Mason enlarged on this argument in her 2015 paper, “‘I Disrespectfully Agree’: The Differential Effects of Partisan Sorting on Behavioral and Issue Polarization.” Her argument is a direct challenge to those who take, as she puts it,
an instrumental view of politics, in which people choose a party and decide how strongly to support it based solely on each party’s stated positions and whether the party shares interests with them.
Instead, she writes,
Contrary to an issue-focused view of political decision making and behavior, the results presented here suggest that political thought, behavior, and emotion are powerfully driven by political identities. The strength of a person’s identification with his or her party affects how biased, active, and angry that person is, even if that person’s issue positions are moderate.
While much of this research uses the “preferred traits in child-rearing” questions to measure authoritarianism, two sociologists at the University of Kansas, David Norman Smith and Eric Hanley, observe in “The Anger Games: Who Voted for Donald Trump in the 2016 Election, and Why?” that those questions do not capture the full scope of authoritarianism, especially the more aggressive authoritarianism that they believe drives voters to Trump.

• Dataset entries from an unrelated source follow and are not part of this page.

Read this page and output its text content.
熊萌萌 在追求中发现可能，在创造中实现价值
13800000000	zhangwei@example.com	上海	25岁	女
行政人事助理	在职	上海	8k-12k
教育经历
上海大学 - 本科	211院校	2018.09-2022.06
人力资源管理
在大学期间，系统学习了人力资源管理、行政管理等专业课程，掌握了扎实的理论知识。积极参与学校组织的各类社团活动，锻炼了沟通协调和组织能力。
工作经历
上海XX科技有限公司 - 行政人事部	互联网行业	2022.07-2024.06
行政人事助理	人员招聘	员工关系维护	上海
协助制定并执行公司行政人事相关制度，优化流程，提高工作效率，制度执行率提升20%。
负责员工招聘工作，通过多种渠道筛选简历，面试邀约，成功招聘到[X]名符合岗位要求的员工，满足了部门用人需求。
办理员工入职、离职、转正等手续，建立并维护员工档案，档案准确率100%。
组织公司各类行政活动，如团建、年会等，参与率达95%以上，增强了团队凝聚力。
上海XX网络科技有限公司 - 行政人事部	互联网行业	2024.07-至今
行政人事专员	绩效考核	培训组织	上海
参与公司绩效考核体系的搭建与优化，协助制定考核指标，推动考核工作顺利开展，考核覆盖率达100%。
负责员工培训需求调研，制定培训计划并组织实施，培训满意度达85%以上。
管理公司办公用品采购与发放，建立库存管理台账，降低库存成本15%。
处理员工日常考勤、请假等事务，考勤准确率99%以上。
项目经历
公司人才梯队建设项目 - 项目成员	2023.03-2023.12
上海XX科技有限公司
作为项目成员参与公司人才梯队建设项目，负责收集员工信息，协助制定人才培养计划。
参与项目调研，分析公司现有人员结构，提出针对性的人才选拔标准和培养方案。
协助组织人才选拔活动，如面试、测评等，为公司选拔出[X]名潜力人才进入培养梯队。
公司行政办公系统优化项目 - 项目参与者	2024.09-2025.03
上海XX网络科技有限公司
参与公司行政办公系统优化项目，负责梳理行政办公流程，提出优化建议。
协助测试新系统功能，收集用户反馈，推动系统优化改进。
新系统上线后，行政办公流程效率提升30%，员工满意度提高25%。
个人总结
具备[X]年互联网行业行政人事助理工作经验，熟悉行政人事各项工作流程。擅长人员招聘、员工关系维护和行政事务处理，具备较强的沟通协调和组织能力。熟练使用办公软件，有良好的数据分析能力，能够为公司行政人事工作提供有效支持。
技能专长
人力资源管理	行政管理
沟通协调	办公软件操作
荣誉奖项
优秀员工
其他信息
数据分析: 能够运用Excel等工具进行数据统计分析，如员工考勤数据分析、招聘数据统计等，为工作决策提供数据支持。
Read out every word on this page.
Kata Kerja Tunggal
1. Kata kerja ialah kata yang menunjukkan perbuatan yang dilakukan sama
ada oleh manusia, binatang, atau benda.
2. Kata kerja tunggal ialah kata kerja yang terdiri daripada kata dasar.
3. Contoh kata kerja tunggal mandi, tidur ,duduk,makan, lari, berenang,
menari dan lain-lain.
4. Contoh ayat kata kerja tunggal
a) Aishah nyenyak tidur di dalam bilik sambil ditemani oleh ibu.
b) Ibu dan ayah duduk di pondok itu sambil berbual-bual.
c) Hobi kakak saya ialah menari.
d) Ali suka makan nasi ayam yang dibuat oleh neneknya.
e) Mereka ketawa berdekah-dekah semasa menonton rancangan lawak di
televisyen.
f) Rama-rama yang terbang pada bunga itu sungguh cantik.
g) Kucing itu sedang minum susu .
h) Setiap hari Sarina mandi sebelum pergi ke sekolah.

Smith and Hanley used what they call a “domineering leader scale” to measure
the wish for a strong leader who will force others to submit. The premise is that evil is afoot; that money, the media and government authority — and even “politically correct” moral authority — have been usurped by undeserving interlopers. The desire for a domineering leader is the desire to see this evil crushed.
The domineering leader scale is based on responses to two statements: “Our country will be great if we honor the ways of our forefathers, do what the authorities tell us to do, and get rid of the ‘rotten apples’ who are ruining everything” and “What our country really needs is a strong, determined leader who will crush evil and take us back to our true path.”
If an aggressive, domineering authoritarianism is a prime motivator for many Trump supporters, as Smith and Hanley contend, the clash between Republicans and Democrats is likely to become more hostile and warlike.
Federico, Feldman and Weber note that
since the early 2000s, many especially acrimonious political debates have focused on threats to social stability and order — debates surrounding abortion, transgender rights, immigration, and the role of the federal government in protecting the rights of marginalized social groups.
The rising “salience of these debates,” they write, “has contributed to a growing ‘authoritarian divide’ within the United States, at least among White Americans.”
Trump has purposefully exacerbated the “many especially acrimonious political debates” now dominating public discourse, deepening not only the authoritarian divide, but the divide between open and closed mindedness, between acceptance and racial resentment, and between toleration of and aversion to change. He evidently believes that this is the best political strategy for presiding in the White House and winning re-election, but it is an extraordinarily destructive strategy for governing the country and for safeguarding America’s interests in the world.